Nausea, vomiting, and gastrointestinal distress are the leading causes of ultramarathon DNF (did not finish) and the most universally described physiological challenge. The mechanisms are multiple:

• Splanchnic vasoconstriction during intense exercise diverts blood from the gut to working muscles, reducing intestinal absorption efficiency
• Mechanical jarring of the gut during running causes gastric emptying delays and intestinal motility disruption
• Hyponatremia — dangerously low blood sodium from excess water intake without electrolyte replacement — causes nausea and vomiting and can progress to cerebral edema; several ultramarathon deaths have been caused by exercise-associated hyponatremia, not dehydration
• Fat and protein digestion slow at race intensity, making caloric-dense aid station foods difficult to absorb; most experienced ultra runners use liquid calories (gels, sports drinks) during high-intensity portions and solid food during low-intensity sections

Sleep Deprivation Physiology: After Mile 60

100-mile events lasting beyond 20 hours inevitably overlap with the circadian trough (2:00–4:00 AM), when alertness is at its nadir regardless of prior sleep. Runners typically experience hallucinations — visual, auditory, and occasionally tactile — that are physiologically identical to hypnagogic hallucinations (those occurring at sleep onset). Studies on 24-hour sleep deprivation show cognitive performance deficits equivalent to blood alcohol of 0.10%; ultra runners are simultaneously managing exhaustion-driven cognitive impairment, pain, and navigation decisions. Experienced ultra runners train specifically for these conditions, including 24-hour training runs to build familiarity with sleep deprivation management.

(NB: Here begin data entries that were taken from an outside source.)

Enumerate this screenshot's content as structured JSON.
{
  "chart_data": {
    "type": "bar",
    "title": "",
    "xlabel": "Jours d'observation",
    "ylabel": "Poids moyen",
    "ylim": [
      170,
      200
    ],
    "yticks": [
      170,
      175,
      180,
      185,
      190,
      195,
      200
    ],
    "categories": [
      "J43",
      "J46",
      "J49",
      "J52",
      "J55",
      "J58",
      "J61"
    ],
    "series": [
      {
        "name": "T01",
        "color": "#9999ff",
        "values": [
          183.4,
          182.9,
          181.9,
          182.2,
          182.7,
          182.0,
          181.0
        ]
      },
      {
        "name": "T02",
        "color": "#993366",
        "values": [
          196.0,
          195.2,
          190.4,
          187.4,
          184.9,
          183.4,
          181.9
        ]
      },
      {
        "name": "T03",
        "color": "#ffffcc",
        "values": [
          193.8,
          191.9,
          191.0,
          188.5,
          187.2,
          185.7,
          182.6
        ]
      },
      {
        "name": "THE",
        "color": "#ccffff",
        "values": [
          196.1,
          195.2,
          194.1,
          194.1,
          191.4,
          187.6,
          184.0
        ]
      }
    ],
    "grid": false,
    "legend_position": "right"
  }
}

What Long-Term Ultra Running Does to the Body

• Cross-sectional studies of "Masters" ultra runners (50+) who have competed for 10+ years show excellent cardiovascular profiles, arterial compliance, and metabolic biomarkers compared to sedentary peers
• Some studies suggest cumulative cardiac fibrosis in very high-volume athletes (including ultra runners), particularly those who have run multiple races per year for decades; this is controversial and the clinical significance is uncertain
• Bone density: Impact loading from thousands of miles improves bone density compared to non-running controls; stress fractures are more common during training volume increases but the long-term bone health balance appears favorable
• Joint health: Large cohort studies do not support the popular belief that running causes arthritis; recreational distance runners show lower rates of knee osteoarthritis than sedentary controls

This article is for informational purposes only. Consult a qualified healthcare professional before making medical decisions.